Somos seres inteligentes. Eso es lo que parece. Hay evidencia de ello. También de su contrario. La afirmación lleva en sí la negación misma. La propia negación de eso que afirma. Es arriesgado afirmar cualquier cosa. También negarlo. El llamado pragmatismo en el que está instalada la sociedad actual afirma y niega en virtud de su conveniencia. Esto es lo que hace la clase dirigente con suma notoriedad. También, uno, cualquiera de nosotros que pasea al atardecer por los hermosos jardines de la Taconera o la selva ubérrima del Irati. Ocurre que ese pragmatismo advenedizo y acomodaticio que practica la clase dirigente tiene consecuencias. Concretas y muy dolorosas. Esas consecuencias las tiene para la mayoría de la población que, a duras penas, bien que mal, vive sus vidas con alguna ilusión.
Un signo de nuestra evidente inteligencia es la presencia en ella del libre albedrío. Es decir, podemos elegir entre una opción y otra u otras, entre una decisión u otra precedente, súbita o sucesiva. Acontece que, en ocasiones, no hay nada que elegir ni dónde hacerlo porque no hay ninguna opción plausible. Todos los dados son negros. Quizá no existan tampoco esos dados. El libre albedrío se reduce únicamente a un pírrico enunciado demasiado optimista.
La clase dirigente sí tiene libre albedrío, y lo tiene inyectado de grandes posibilidades de desarrollo: tiene ante sí muchas opciones y elige entre ellas la más conveniente –pragmatismo reptiliano– para sí.
Hemos de decir que ese hombre, esa mujer que pasea al atardecer por cualquier calle de la ciudad, que va al supermercado o a la cola del paro, que es pensionista o trabajador, o regenta una pequeña empresa, no percibe nada de esas opciones que se eligen.
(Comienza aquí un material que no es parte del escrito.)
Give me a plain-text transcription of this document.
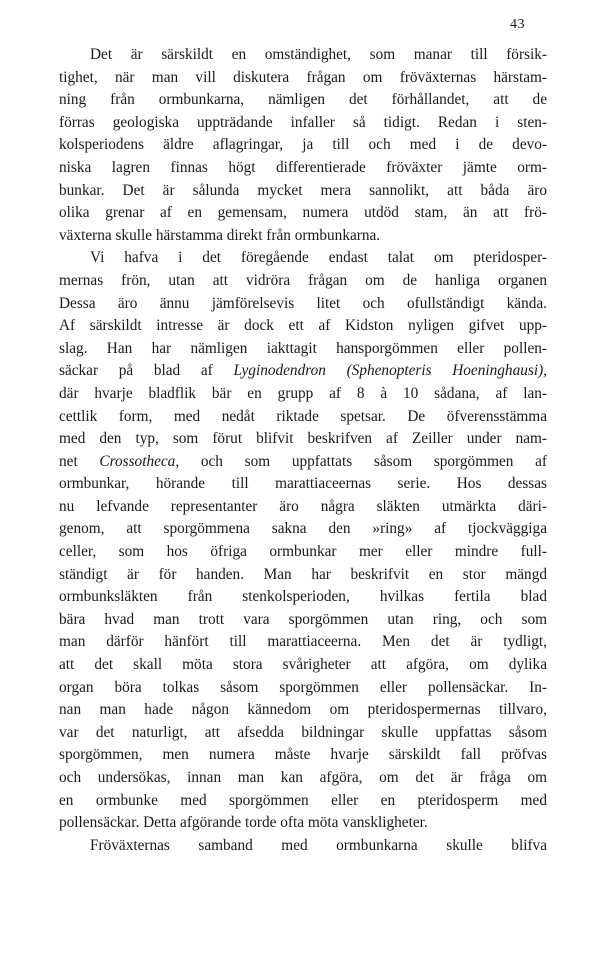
43
Det är särskildt en omständighet, som manar till försik-
tighet, när man vill diskutera frågan om fröväxternas härstam-
ning från ormbunkarna, nämligen det förhållandet, att de
förras geologiska uppträdande infaller så tidigt. Redan i sten-
kolsperiodens äldre aflagringar, ja till och med i de devo-
niska lagren finnas högt differentierade fröväxter jämte orm-
bunkar. Det är sålunda mycket mera sannolikt, att båda äro
olika grenar af en gemensam, numera utdöd stam, än att frö-
växterna skulle härstamma direkt från ormbunkarna.
Vi hafva i det föregående endast talat om pteridosper-
mernas frön, utan att vidröra frågan om de hanliga organen
Dessa äro ännu jämförelsevis litet och ofullständigt kända.
Af särskildt intresse är dock ett af Kidston nyligen gifvet upp-
slag. Han har nämligen iakttagit hansporgömmen eller pollen-
säckar på blad af Lyginodendron (Sphenopteris Hoeninghausi),
där hvarje bladflik bär en grupp af 8 à 10 sådana, af lan-
cettlik form, med nedåt riktade spetsar. De öfverensstämma
med den typ, som förut blifvit beskrifven af Zeiller under nam-
net Crossotheca, och som uppfattats såsom sporgömmen af
ormbunkar, hörande till marattiaceernas serie. Hos dessas
nu lefvande representanter äro några släkten utmärkta däri-
genom, att sporgömmena sakna den »ring» af tjockväggiga
celler, som hos öfriga ormbunkar mer eller mindre full-
ständigt är för handen. Man har beskrifvit en stor mängd
ormbunksläkten från stenkolsperioden, hvilkas fertila blad
bära hvad man trott vara sporgömmen utan ring, och som
man därför hänfört till marattiaceerna. Men det är tydligt,
att det skall möta stora svårigheter att afgöra, om dylika
organ böra tolkas såsom sporgömmen eller pollensäckar. In-
nan man hade någon kännedom om pteridospermernas tillvaro,
var det naturligt, att afsedda bildningar skulle uppfattas såsom
sporgömmen, men numera måste hvarje särskildt fall pröfvas
och undersökas, innan man kan afgöra, om det är fråga om
en ormbunke med sporgömmen eller en pteridosperm med
pollensäckar. Detta afgörande torde ofta möta vanskligheter.
Fröväxternas samband med ormbunkarna skulle blifva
Tal vez un confuso titular y una persistente vaga promesa. Unas las conoce, las presiente o intuye. Otras, no. Esas opciones que se convierten en decisiones y actos que tienen consecuencias llegan del libre albedrío de esas muy perfumadas clases dirigentes, pero suponemos que es un libre albedrío ilimitado hasta lo abyecto, porque carece de ética. Y, esta es la cuestión.
El libre albedrío deviene de la inteligencia que nos es propia, pero no es un cheque en blanco. Tiene consecuencias. Una mala, capciosa, interesada, especulativa o dirigida al mal, recae sobre la población de manera implacable porque no tiene límite ni freno. Ese límite y ese freno es la ética. Y no tiene por qué estar escrita en ningún Código Civil, ni Penal, ni de clase alguna. Es inherente a la inteligencia natural y va con ella.
Este concepto y esta palabra, ética, está muy manoseada y manipulada por esa extensión pulposa del poder, en que se han convertido algunos medios de comunicación. Hablan de la falta de ética de la política –por ejemplo–, desde su propia falta de ética. Vaciada e inane. Esta ética. Lo hacen desde de un endiablado bucle que conviene a quien conviene. El libre albedrío –alguien lo confunde con la libertad de expresión–, es ético o deja de existir. Por tanto, vivimos carentes de libre albedrío y, esto es muy grave. También, los que paseamos al atardecer por muestras calles y plazas. Un componente esencial de la ética es la delicadeza, algo espiritual que tiene plena conciencia de sí. Hemos eliminado la delicadeza de nuestro comportamiento. Un saludo debe ser delicado o se convierte en otra cosa.
Las clases dirigentes carecen de ética y de delicadeza. Y, esto tiene consecuencias.